Pedagogices acentuam desigualdades sociais

A propósito do post anterior e de outras tantas “pedagogices” acutilantes que por aí vão minando, nos discursos politicamente correctos, em matéria legislativa e nas escolas, ao contrário do que aparentam ser – “raios de luz”, na prática, mais não contribuem do que para o acentuar as clivagens sociais. A minha esperança é que os bons professores não ponham em prática essas pseudo-pedagogias. Sobre este assunto (sobre o qual já aqui me tenho pronunciado), recupero alguns textos de Desidério Murcho, recentemente publicados no De Rerum Natura(1) Ensino pimba e discriminação social, (2) O aspecto astrológico do "eduquês" e (3) O “eduquês” desmascarado?


Deixo aqui três excertos dos textos supramencionados para os quais remeto para uma leitura integral:

(1) “Uma das estratégias erradas do ensino “pimba” que invadiu o nosso ministério, possivelmente com as melhores intenções, é eliminar tanto quanto possível os conteúdos precisos e bem delimitados dos programas, o que depois acaba por ser reproduzido em muitos manuais. Em vez de conteúdos precisos temos competências vagas, conversas de café sobre o “mundo contemporâneo”, leitura de jornais populares em detrimento de publicações cientificamente sérias, análise de regras de concursos televisivos em vez de literatura de qualidade, etc. Esta estratégia está errada por várias razões, uma das quais é a injustiça social que isto provoca. ”

(2) “O verdadeiro problema é este: a escola não sabe ensinar quem não vem ensinado de casa. Se queremos realmente dar oportunidades na escola a quem não as tem em casa, temos de estimular os estudantes culturalmente mais carenciados para o valor do conhecimento e do estudo. É esta valorização que faz a diferença e que explica que os meninos culturalmente privilegiados tenham prestações escolares muitíssimo melhores. Esses meninos trazem de casa uma valorização do estudo, dos livros, do conhecimento, que os outros não trazem. Mas como a escola também não incute tal valorização — dedicando-se ao invés a pôr ao mesmo nível a análise de regulamentos de concursos televisivos e Os Maias — os estudantes culturalmente desfavorecidos ficam cada vez mais na mesma. Os que vêm motivados de casa para valorizar Os Maias vão dar-lhe importância; os outros, não. E depois uns verificam que têm certos cursos e profissões vedadas, ao passo que os outros têm acesso aberto.”

(3) “Isto pode parecer paradoxal. Mas se a escola deixa de ser cognitivamente exigente e em vez de ensinar matemática a sério ensina brincadeiras vácuas, os estudantes culturalmente carenciados nunca irão contactar com a matemática a sério — mas os outros contactam, claro. Até porque os outros frequentam muitas vezes os melhores colégios privados, ou escolas de excelência, no centro das cidades, que os estudantes culturalmente carenciados não podem frequentar. Quando o sistema educativo em si não é exigente, coloca os estudantes culturalmente mais carenciados em desvantagem relativamente aos estudantes que têm acesso ao ensino de alta qualidade, ao estímulo cognitivo que resulta de um ambiente familiar onde há livros, articulação de ideias, estudo e valorização da escola e do conhecimento.

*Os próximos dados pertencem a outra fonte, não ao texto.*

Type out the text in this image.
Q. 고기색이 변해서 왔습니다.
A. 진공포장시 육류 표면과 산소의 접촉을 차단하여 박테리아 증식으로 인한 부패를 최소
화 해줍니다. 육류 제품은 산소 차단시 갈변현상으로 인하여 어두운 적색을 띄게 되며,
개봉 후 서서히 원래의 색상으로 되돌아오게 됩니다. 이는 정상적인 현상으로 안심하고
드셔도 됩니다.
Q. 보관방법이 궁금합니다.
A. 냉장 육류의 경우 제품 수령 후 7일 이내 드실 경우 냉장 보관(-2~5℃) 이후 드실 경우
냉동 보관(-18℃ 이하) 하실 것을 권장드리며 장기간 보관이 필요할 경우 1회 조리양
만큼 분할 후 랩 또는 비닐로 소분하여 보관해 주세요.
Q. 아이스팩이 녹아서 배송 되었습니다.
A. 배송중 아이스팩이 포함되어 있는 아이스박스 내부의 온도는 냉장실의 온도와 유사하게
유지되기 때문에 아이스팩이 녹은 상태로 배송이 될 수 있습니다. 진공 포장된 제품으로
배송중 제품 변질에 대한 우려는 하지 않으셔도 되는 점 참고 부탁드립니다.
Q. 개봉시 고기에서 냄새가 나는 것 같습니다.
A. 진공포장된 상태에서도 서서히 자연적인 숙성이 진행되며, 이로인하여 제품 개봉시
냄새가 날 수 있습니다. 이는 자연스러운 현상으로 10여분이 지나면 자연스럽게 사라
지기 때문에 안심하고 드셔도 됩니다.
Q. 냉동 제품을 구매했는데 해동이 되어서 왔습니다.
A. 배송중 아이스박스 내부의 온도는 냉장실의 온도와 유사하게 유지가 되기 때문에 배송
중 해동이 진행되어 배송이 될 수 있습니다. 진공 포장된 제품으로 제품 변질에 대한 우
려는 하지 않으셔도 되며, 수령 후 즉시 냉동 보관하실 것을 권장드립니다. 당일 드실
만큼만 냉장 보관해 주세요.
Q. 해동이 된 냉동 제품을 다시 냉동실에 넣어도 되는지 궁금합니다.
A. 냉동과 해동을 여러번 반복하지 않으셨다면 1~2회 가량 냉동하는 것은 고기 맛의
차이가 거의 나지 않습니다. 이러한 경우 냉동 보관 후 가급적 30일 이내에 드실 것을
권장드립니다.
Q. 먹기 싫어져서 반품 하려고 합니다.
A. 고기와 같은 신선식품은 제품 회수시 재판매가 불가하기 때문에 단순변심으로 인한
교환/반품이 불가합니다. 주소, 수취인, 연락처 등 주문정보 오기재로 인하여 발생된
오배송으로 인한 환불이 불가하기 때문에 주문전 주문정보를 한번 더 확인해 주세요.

Para se compreender a mentalidade pedagógica que tem regulado a política educativa nacional é preciso compreender a crença errada que tem animado a sua perniciosa acção ao longo de décadas. Essa crença é de tal forma escandalosamente falsa, que basta formulá-la claramente para toda a gente a negar. A crença é que os filhos das famílias culturalmente carenciadas têm intrinsecamente menos talentos e interesses cognitivos do que os outros. Além de falsa, esta crença é eticamente repugnante porque é “classista”: é ter a crença de que certas classes sociais têm geneticamente mais capacidades cognitivas do que outras.

É esta crença falsa e eticamente inaceitável que explica a ideia querida do “eduquês” nacional: para combater o insucesso escolar, provocado pela massificação do ensino, é preciso baixar os padrões, porque os pobres que invadiram a escola, que era coutada dos ricos, são estúpidos. Não ocorre aos responsáveis pelas políticas educativas dos diferentes ministérios que o problema é a escola não saber ensinar quem não vem ensinado de casa. Não lhes ocorre porque têm a crença de que tais crianças não são genuinamente ensináveis por causa das suas limitações cognitivas. Filho de cigano, de pobre, de negro ou de seja quem for que não tem uma licenciatura não tem talento cognitivo para se interessar pela física quântica nem pela música clássica e por isso nem vale a pena a escola promover tais coisas. E assim se vai desperdiçando talentos que, geneticamente, não escolhem classes sociais.”